For years commentators have speculated: “imagine Russia’s resources and military power with Western Europe’s technology and fiscal heft?” It would, of course, be the single most powerful economic and martial bloc in the world. Not only that, but such a rapprochement makes complete sense and has done since 1991.
However, it is Washington’s worst nightmare. An EU-Russia alliance and partial union would erode America’s influence in Europe. Hence, to knock it on head, just as it seemed Germany was warming to the notion, the US has managed to drive a massive wedge between Moscow and its natural allies in Europe.
Before they clap themselves on the back too loudly, the Americans might want to pause for a second. In pursuing this haphazard course, they’ve managed to send Russia hurtling into China’s warm embrace.
Thus, cutting off their nose to spite their face. Instead of allowing a tri-polar world, the US in control of the Americas, China in Asia, and a giant Eurasian alliance as a buffer – Washington has managed to create a much more confrontational bi-polar world. In the blue corner, the USA and a castrated, divided Europe which is being pulled in all kinds of directions and in the red corner, a resurgent China and a Russia that, most likely, would prefer to be in a different corner altogether, or none,
This is the way the US State Department wishes the world to be – in a constant state of chaos. Now, instead of a US-EU-Russia detente, they have managed to manufacture a new Cold War for the 21st century with Ukraine as the new Berlin.

A Chinese Type 86A IFV seen during the final rehearsal of the joint Russia-China anti-terror exercise Peace Mission (RIA Novosti)

A Chinese Type 86A IFV seen during the final rehearsal of the joint Russia-China anti-terror exercise Peace Mission (RIA Novosti)
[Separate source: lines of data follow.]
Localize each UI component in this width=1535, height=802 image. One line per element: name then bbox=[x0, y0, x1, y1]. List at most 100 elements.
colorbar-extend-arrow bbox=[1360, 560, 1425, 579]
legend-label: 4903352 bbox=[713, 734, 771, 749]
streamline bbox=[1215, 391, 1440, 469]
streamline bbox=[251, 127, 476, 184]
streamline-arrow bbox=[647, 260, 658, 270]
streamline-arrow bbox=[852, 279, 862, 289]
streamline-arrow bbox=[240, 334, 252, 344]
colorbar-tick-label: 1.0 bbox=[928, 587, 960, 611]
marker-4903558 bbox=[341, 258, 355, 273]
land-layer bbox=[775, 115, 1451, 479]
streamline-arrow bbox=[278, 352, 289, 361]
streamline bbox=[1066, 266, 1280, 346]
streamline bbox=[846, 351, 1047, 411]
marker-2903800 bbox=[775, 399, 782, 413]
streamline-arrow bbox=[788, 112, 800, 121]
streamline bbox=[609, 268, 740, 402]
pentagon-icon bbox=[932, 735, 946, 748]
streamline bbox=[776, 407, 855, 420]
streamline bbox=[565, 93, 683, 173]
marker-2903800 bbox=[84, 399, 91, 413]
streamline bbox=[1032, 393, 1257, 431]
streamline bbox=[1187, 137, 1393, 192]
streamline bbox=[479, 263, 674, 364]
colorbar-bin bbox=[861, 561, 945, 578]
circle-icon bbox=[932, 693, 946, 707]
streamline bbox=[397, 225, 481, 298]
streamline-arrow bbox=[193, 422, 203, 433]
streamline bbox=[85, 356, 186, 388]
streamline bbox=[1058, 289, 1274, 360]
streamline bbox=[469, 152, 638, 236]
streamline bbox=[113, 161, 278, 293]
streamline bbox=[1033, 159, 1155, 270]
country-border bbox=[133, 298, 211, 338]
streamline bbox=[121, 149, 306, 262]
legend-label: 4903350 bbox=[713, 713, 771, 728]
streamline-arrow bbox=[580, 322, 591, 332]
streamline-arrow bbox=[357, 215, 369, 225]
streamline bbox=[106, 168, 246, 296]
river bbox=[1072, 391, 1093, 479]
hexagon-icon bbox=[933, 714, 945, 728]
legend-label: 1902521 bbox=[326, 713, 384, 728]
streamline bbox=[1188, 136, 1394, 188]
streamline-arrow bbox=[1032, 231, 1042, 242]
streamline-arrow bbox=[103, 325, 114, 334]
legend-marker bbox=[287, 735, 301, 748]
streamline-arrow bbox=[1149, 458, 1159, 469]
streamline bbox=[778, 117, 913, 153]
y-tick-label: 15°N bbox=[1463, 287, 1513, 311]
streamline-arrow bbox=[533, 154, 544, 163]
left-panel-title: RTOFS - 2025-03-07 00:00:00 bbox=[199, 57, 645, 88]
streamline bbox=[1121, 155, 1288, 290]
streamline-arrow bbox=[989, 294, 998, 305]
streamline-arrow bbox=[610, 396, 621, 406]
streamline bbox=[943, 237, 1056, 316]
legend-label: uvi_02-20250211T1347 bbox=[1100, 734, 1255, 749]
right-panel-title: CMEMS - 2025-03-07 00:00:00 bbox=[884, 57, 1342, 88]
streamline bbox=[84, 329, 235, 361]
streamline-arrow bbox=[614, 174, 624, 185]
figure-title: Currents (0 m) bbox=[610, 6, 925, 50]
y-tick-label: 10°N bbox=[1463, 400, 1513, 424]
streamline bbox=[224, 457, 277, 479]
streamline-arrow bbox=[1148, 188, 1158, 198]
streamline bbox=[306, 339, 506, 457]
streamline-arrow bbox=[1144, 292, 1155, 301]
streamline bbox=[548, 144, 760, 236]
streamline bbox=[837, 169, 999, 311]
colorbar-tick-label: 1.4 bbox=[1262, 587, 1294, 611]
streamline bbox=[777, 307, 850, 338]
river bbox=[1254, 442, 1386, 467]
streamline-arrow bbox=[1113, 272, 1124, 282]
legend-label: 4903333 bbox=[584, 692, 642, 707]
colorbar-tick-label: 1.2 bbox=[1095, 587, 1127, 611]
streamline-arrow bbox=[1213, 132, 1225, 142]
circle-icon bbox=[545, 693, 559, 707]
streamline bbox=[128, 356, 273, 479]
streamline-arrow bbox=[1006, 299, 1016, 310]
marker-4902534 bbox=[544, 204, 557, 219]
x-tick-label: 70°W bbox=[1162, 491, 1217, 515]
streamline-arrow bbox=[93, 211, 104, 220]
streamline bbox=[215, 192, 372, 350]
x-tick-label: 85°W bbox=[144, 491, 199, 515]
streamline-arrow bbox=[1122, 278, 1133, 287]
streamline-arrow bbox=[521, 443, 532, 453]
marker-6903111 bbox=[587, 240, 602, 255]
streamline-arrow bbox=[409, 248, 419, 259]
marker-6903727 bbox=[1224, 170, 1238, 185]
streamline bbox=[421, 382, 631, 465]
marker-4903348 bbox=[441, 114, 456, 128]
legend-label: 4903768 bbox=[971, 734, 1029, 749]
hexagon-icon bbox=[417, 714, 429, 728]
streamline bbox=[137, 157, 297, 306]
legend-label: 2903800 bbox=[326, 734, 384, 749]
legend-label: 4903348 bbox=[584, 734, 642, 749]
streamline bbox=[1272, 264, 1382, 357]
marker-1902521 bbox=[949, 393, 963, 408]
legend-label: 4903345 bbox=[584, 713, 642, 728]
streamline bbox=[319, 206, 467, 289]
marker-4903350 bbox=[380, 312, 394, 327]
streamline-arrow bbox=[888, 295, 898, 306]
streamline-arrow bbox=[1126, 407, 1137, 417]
With Russia alienated by the West and China eager to buy high-end weaponry, a joint military pact seems the likely outcome. Concurrently, the previously zombie-like NATO has awoken like a pensioner who was discovered house music and fancies a last youthful dance.
If a Moscow-Beijing military alliance does take shape, such a bloc would dominate the Eurasian landmass, with naval bases all the way from the Baltic, via the Arctic and Pacific, to the South China Sea. A union between Russia’s advanced weaponry and China’s huge population and industrial muscle would eventually prove a match for NATO, thereby giving the US an excuse to ratchet up military spending. If Europe attempted to follow suit, it would likely deepen its economic malaise. The main point is that the whole notion is such an incredibly wasteful use of finite global resources.
The confrontation between Russia and the West is a gift that keeps on giving for China. Just as the self-destruction of the Euro-centric world a century ago allowed the building a new US-centric system, the weakening of the US will probably result in China becoming the world’s leading power. Europe’s last chance to stake its own claim, has evaporated into thin air thanks to a bone-headed, subservient (to Washington) strategy in eastern part of the continent. Europe’s inability to separate the European Union from the archaic NATO has been its undoing.
Four years after Putin proposed a Russian-EU alliance from “Lisbon to Vladivostok,” we instead have an embryonic new Cold War. It’s not too late to halt the wagons but time is limited. The next US administration, if it’s sufficiently blessed to be shorn of neocons, must decide which is more important to it: to antagonize Russia in the eastern borderlands, losing its world hegemony in the process, or to find a way of resolving friction with Moscow, thus halting the process of China’s accession to the role of global superpower.